Cimahi, 12 April 2012

Hidup ini hanya sementara. Jadi, wajar bagi saya jika banyak hal yang terjadi dalam hidup ini juga hanya sementara. Tapi, seperti sebuah sajak milik Sapardi, “Yang fana itu waktu. Kita abadi.” maka kenangan tentang apa yang terjadi itu akan terus ada. Abadi.


Sama seperti kamu. Kamu yang hanya sementara mengisi hari-hari dalam hidup saya. Kamu yang datang dan pergi silih berganti. Kamu semua. Kamu yang bahkan tak pernah menamakan relasi di antara kamu dan saya. Cukuplah bahasa tubuh saja yang menjelaskan semua tentang kamu dan saya.


Lalu, setelah kesementaraan itu berlalu, haruskah kamu dan saya mengadakan upacara perpisahan?

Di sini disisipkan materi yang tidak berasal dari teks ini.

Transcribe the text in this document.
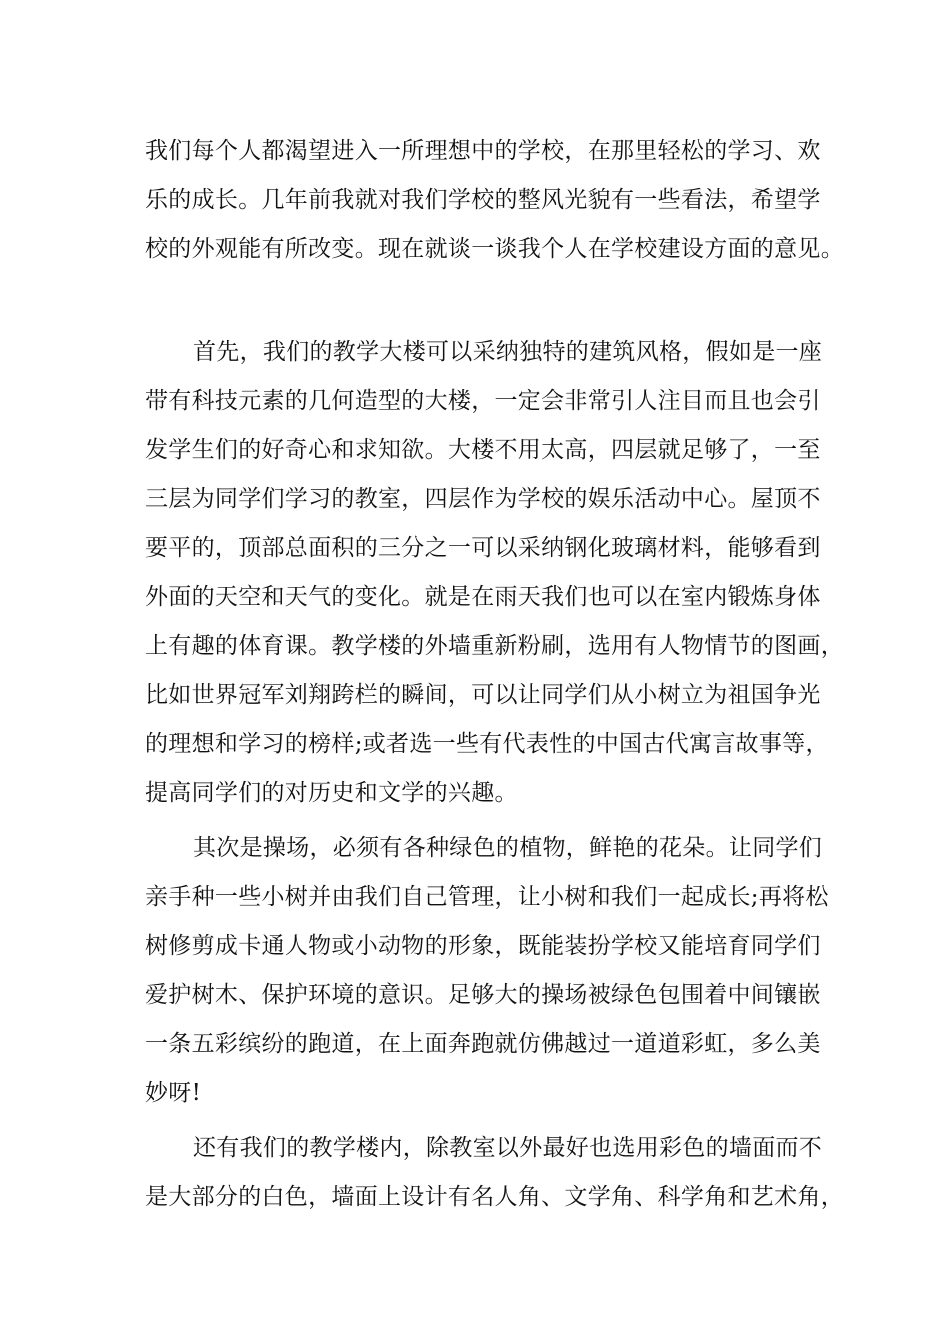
我们每个人都渴望进入一所理想中的学校，在那里轻松的学习、欢
乐的成长。几年前我就对我们学校的整风光貌有一些看法，希望学
校的外观能有所改变。现在就谈一谈我个人在学校建设方面的意见。
首先，我们的教学大楼可以采纳独特的建筑风格，假如是一座
带有科技元素的几何造型的大楼，一定会非常引人注目而且也会引
发学生们的好奇心和求知欲。大楼不用太高，四层就足够了，一至
三层为同学们学习的教室，四层作为学校的娱乐活动中心。屋顶不
要平的，顶部总面积的三分之一可以采纳钢化玻璃材料，能够看到
外面的天空和天气的变化。就是在雨天我们也可以在室内锻炼身体
上有趣的体育课。教学楼的外墙重新粉刷，选用有人物情节的图画，
比如世界冠军刘翔跨栏的瞬间，可以让同学们从小树立为祖国争光
的理想和学习的榜样;或者选一些有代表性的中国古代寓言故事等，
提高同学们的对历史和文学的兴趣。
其次是操场，必须有各种绿色的植物，鲜艳的花朵。让同学们
亲手种一些小树并由我们自己管理，让小树和我们一起成长;再将松
树修剪成卡通人物或小动物的形象，既能装扮学校又能培育同学们
爱护树木、保护环境的意识。足够大的操场被绿色包围着中间镶嵌
一条五彩缤纷的跑道，在上面奔跑就仿佛越过一道道彩虹，多么美
妙呀!
还有我们的教学楼内，除教室以外最好也选用彩色的墙面而不
是大部分的白色，墙面上设计有名人角、文学角、科学角和艺术角，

Seorang kawan mengatakan, ucapan perpisahan akan membuat memori terlalu sarat dengan hal sentimentil. Bahwa ucapan perpisahan akan menjadi beban memori yang terberat. Tapi, tidak bagi saya. Saya justru merasa upacara perpisahan harus dibuat sedemikian megah. Bila perlu mengundang setiap alasan perpisahan untuk datang memeriahkannya. Agar kesementaraan itu benar-benar usai. Agar tak perlu ada kata kenapa sesudah semuanya usai. Agar saya bisa tersenyum bahkan juga tertawa ketika mengenang kesementaraan antara kamu dan saya. Manis bukan?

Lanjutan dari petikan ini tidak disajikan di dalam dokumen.